- Abbreviation: Partindo
- Chairman: Sartono
- Founded: April 1931, August 1958
- Dissolved: 1936, 1966
- Preceded by: Indonesian National Party
- Newspaper: Bintang Timur
- Membership (1933): 20,000
- Ideology: Nationalism

= Partindo =

The Indonesia Party (Partai Indonesia), better known as Partindo, was a nationalist political party in Indonesia that existed before independence and was revived in 1957 as a leftist party.

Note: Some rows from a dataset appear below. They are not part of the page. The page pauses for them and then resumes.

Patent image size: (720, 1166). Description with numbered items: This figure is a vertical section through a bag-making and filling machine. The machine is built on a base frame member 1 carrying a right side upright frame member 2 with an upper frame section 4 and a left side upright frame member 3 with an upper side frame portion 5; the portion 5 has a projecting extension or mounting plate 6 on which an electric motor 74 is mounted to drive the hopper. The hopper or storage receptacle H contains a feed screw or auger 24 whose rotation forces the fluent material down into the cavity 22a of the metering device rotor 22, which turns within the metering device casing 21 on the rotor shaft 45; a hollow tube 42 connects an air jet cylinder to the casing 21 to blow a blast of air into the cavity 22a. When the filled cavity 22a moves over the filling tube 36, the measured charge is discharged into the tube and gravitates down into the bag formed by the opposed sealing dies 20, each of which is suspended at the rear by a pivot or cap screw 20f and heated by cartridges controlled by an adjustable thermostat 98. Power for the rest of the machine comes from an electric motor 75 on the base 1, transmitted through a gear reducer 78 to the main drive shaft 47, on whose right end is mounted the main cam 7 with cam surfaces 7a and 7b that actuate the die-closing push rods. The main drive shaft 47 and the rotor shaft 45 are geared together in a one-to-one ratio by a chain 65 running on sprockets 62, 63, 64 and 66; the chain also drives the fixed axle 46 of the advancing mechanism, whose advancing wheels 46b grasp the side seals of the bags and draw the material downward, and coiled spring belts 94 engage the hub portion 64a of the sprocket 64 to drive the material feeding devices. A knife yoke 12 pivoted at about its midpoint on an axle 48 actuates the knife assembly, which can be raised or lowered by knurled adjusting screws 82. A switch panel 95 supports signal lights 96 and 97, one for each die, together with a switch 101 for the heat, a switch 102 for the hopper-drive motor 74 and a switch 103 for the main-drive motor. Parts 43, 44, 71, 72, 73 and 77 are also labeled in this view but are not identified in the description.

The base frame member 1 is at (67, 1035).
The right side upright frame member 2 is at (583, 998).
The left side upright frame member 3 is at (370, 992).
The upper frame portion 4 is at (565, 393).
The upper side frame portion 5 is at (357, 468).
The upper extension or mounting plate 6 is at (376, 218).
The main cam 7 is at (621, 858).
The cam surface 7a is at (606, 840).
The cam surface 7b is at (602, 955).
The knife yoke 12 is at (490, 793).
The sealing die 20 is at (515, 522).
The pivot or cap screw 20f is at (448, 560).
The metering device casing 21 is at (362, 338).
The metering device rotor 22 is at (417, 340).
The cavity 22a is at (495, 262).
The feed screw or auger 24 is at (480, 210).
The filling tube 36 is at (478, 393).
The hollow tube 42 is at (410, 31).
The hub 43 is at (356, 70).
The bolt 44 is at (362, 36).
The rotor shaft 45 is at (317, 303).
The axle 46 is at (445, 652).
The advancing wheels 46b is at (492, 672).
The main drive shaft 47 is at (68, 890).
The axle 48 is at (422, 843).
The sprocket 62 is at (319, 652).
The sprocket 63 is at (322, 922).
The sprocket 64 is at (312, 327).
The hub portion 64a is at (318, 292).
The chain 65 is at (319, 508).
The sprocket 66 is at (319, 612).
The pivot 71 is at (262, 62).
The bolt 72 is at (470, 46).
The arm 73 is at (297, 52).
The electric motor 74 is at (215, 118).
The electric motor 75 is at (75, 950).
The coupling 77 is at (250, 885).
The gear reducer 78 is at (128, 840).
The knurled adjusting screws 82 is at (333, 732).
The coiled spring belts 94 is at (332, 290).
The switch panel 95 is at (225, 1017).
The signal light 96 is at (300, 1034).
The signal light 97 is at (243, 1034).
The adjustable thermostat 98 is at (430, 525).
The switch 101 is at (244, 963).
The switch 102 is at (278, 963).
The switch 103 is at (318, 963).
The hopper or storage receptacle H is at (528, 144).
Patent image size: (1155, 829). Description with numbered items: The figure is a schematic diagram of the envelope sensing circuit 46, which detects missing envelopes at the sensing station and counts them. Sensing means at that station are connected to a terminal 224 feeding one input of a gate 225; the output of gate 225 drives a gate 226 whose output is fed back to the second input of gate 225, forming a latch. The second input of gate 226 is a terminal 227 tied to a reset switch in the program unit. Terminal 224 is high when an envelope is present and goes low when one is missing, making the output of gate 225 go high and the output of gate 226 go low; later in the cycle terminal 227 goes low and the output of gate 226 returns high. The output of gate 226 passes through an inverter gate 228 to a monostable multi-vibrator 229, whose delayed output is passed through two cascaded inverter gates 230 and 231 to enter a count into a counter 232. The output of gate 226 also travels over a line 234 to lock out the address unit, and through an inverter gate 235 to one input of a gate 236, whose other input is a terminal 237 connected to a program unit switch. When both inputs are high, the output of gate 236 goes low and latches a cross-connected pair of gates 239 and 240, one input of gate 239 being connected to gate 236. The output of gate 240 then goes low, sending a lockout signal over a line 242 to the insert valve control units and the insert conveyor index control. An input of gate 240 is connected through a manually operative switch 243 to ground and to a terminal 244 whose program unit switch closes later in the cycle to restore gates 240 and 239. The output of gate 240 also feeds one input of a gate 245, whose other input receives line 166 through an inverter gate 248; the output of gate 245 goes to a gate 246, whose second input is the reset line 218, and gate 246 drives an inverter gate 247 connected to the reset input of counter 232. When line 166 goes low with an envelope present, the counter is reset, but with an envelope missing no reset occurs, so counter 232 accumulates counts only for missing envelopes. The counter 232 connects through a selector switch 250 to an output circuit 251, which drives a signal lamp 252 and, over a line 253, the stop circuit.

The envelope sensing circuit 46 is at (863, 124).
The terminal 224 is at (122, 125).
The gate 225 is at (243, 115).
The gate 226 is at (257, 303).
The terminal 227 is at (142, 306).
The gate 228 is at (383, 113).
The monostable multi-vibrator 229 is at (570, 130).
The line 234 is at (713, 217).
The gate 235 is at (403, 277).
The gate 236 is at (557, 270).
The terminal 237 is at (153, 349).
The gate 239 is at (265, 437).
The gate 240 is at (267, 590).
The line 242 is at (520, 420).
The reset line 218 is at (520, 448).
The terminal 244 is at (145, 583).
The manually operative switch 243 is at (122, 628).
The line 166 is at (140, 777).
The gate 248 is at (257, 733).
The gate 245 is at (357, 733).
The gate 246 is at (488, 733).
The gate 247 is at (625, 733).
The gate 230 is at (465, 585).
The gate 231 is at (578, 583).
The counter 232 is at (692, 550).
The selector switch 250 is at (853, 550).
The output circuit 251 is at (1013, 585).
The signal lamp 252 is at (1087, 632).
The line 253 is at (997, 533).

==Pre-independence party==
In 1927, future Indonesian president Sukarno established the pro-independence Indonesian National Party (PNI). Two years later, the concerned Dutch East Indies administration arrested and jailed Sukarno, and the PNI was banned. At the end of April 1931, Sartono, a former leading figure in the PNI, established the Indonesia Party (Partindo). It attracted the majority of the PNI membership and campaigned for Indonesian independence from the Dutch but was less radical than the PNI. A number of former PNI members refused to work with Partindo, and established the Indonesian National Education Club. When he was released from prison at the end of 1931, Sukarno tried to bring the two organizations together, but he failed to do so and eventually joined Partindo afterwards. The party expanded rapidly, from 3,000 members in 1932 to reach 20,000 by the middle of 1933. As a result of his continuing pro-independence activism, Sukarno was arrested and exiled without charge, and in 1936 Partindo dissolved itself.

==Revival==
Following splits in the post-independence PNI, a number of leading party members, including Winoto Danuasmoro and Wianrno Danuatmdjo, decided to establish a new Partindo, choosing the name for symbolic reasons as the original Partindo had also emerged from the PNI. Its membership came from the PNI and from people who associated the party with President Sukarno. Partindo espoused the same ideology as the PNI, Marhaenism, which the party leaders stated was "Marxism adjusted to Indonesian conditions". The party newspaper was Bintang Timur (Star of the East) By the beginning of the 1960s, having failed to expand or broaden its membership base, the party had come under the influence of the Communist Party of Indonesia (PKI). Some PKI members joined Partindo, and gradually took control of the leadership. In August 1964, Sukarno reshuffled his cabinet to bring it into line with the policies outlined in his "Year of Living Dangerously" independence day speech, and Partindo member Sutomo Martopradoto was appointed Minister of Labor. Following the 1965 coup attempt by the 30 September Movement, which was blamed on the PKI, Sukarno transferred authority to General Suharto on 11 March 1966. Suharto used his new powers to ban the PKI, and shortly after, the Partindo offices in Jakarta in Surabaya were taken over and the party itself was banned because of its pro-communist stance.